The Hebrew verb translated "heeds" (qāšab, לְשָׁמֹעַ) carries the sense of attentive, receptive listening — the kind of deep attention one gives to instruction or to the voice of God elsewhere in Proverbs (cf. 4:20; 5:1). Here the sage inverts that noble posture: the evildoer turns his faculties of receptivity not toward wisdom but toward "wicked lips" (śəpat-ʾāwen, literally "lips of iniquity"). The verse does not say the evildoer merely overhears evil speech; he heeds it — he leans into it, entertains it, allows it to shape him.
This is psychologically precise. The sage understands that moral corruption is not only a matter of action but of appetite. To listen with delight or with openness to slander, flattery, malicious gossip, or deceit is already to have a heart inclined toward evil. Attention is a form of consent. The verse also implies a mutually reinforcing dynamic: the evildoer and the wicked speaker find each other because they share a common moral gravity. The Book of Proverbs consistently warns that companions shape the soul (13:20; 22:24–25), and verse 4 presents the ear as the first point of entry for moral contagion.

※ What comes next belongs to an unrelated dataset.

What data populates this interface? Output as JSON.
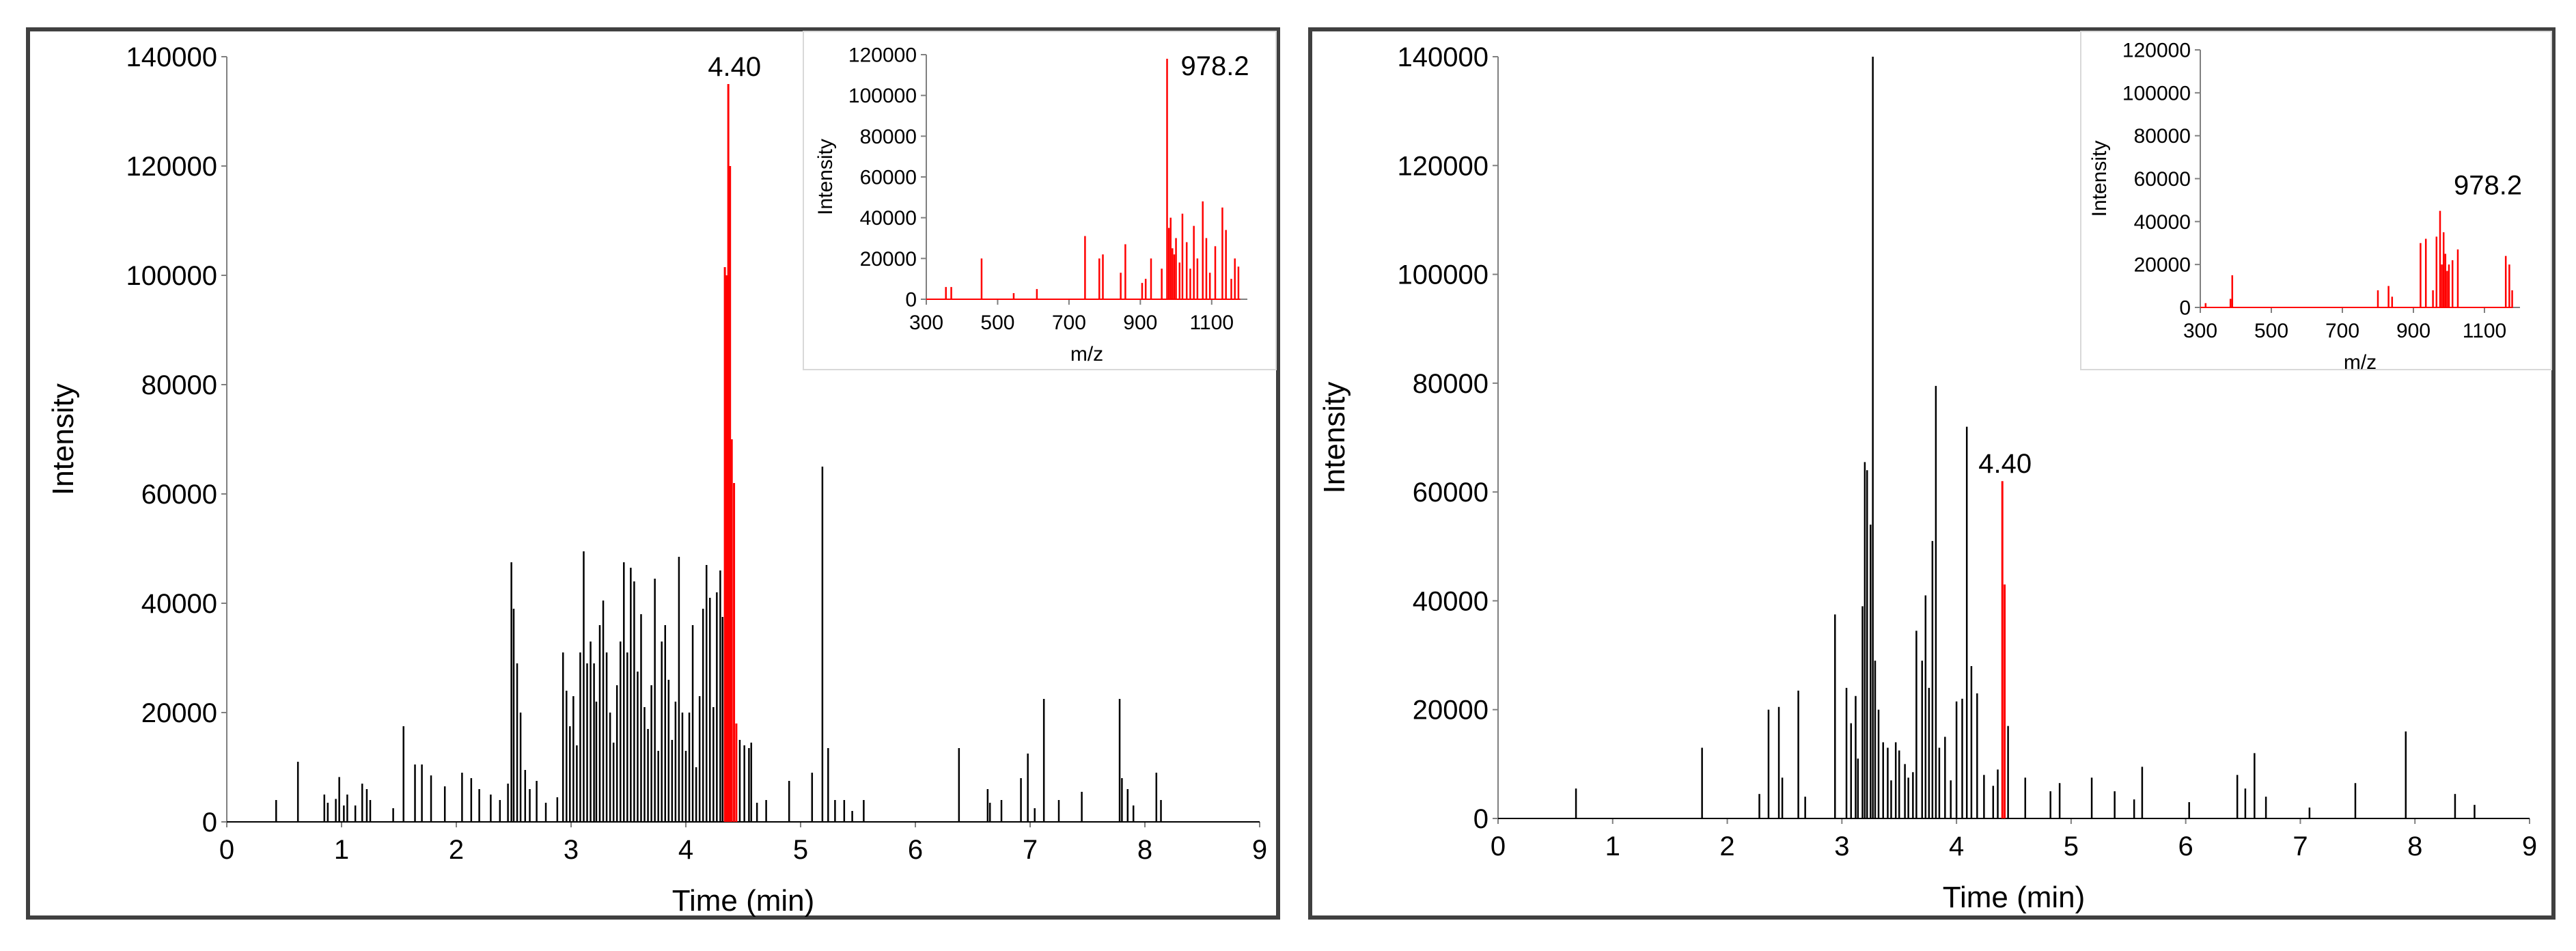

The second half of verse 4 in some Hebrew manuscripts continues: "and a liar heeds a destructive tongue" — reinforcing the parallelism: each type of corrupt person is drawn magnetically to his corresponding species of poisonous speech. Both halves show how deeply character is revealed by what we choose to hear.
Verse 5 — "Whoever mocks the poor reproaches his Maker."
The verb "mocks" (lāʿag) is sharp and contemptuous — it is the sneer, the dismissive laugh, the dehumanizing attitude that treats a person's poverty as evidence of worthlessness or divine disfavor. But the sage makes a stunning theological move: to mock the poor is to "reproach" (ḥārap) God Himself. The word ḥārap appears elsewhere in Scripture for the act of defying or blaspheming God (cf. 1 Samuel 17:26, where Goliath "reproaches" the armies of the living God). This is not metaphor in a weak sense — it is a direct identification. The poor person bears the image of God (Genesis 1:26–27), and to desecrate that image is to assault the One whose image it is.
This verse thus grounds social ethics in a robust theology of creation. Poverty does not diminish the imago Dei. It does not reduce the human person's claim on our reverence. The sage's logic is irrefutable: if God is the "Maker" of the poor as much as of the rich, then contempt toward the poor is misaddressed — it lands on God.